BC Smith :
I am trying to filter data from a dataframe which are less than a certain value. If there is no NaN then its working fine. But when there is a nan then it is ignoring the NaN value. I want to include all the time its doesn't matter its less than or bigger than the comparing value.
import pandas as pd
import numpy as np
df = pd.DataFrame(
{
'index': [1, 2, 3, 4, 5, 6, 7, 8, 9],
'value': [5, 6, 7, np.nan, 9, 3, 11, 34, 78]
}
)
df_chunked = df[(df['index'] >= 1) & (df['index'] <= 5)]
print('df_chunked')
print(df_chunked)
df_result = df_chunked[(df_chunked['value'] < 10)]
# df_result = df_chunked[(df_chunked['value'] < 10) | (df_chunked['value'] == np.isnan(df_chunked['value']))]
print('df_result')
print(df_result)
In the above result 5,6,7,9 is showing. but i want also the nan there. I tried with
df_result = df_chunked[(df_chunked['value'] < 10) | (df_chunked['value'] == np.isnan(df_chunked['value']))]
But it is not working.
How can I do this?
ansev :
Use not operator: ~
df_chunked[~(df_chunked['value'].ge(10))]

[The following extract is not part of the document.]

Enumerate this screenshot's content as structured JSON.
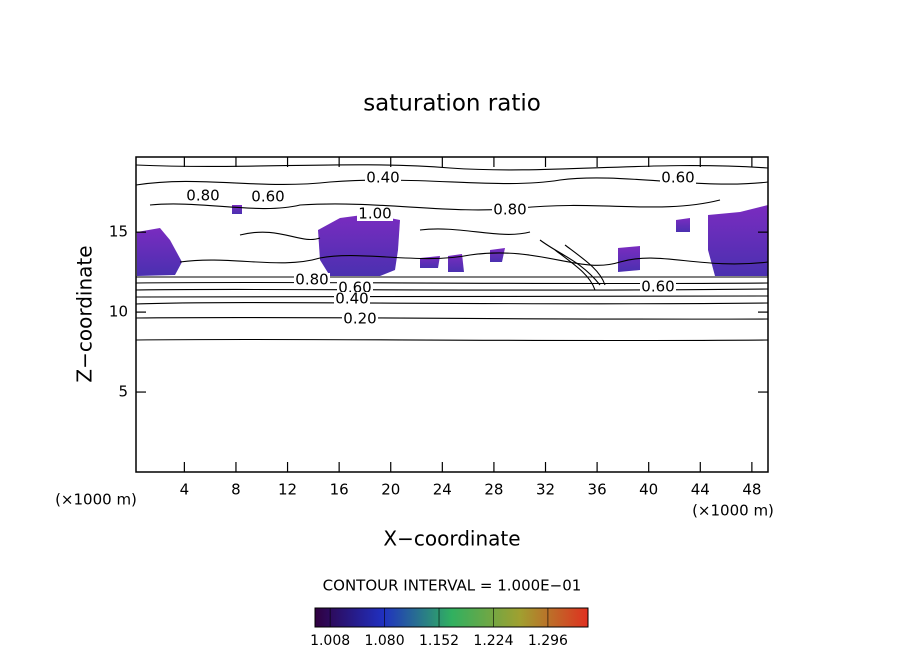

#df_chunked[~(df_chunked['value']>=10)] #greater or equal(the same)
index value
0 1 5.0
1 2 6.0
2 3 7.0
3 4 NaN
4 5 9.0
why?
Because the logical operations simply ignore NaN
values and take it as False
, always as you can see in the following data frame, then if you want to avoid using series.isna
( avoid unnecessary additional code) and simplify your code simply use the inverse logic with ~
print(df.assign(greater_than_5 = df['value'].gt(5),
not_greater_than_5 = df['value'].le(5)))
index value greater_than_5 not_greater_than_5
0 1 5.0 False True
1 2 6.0 True False
2 3 7.0 True False
3 4 NaN False False
4 5 9.0 True False
5 6 3.0 False True
6 7 11.0 True False
7 8 34.0 True False
8 9 78.0 True False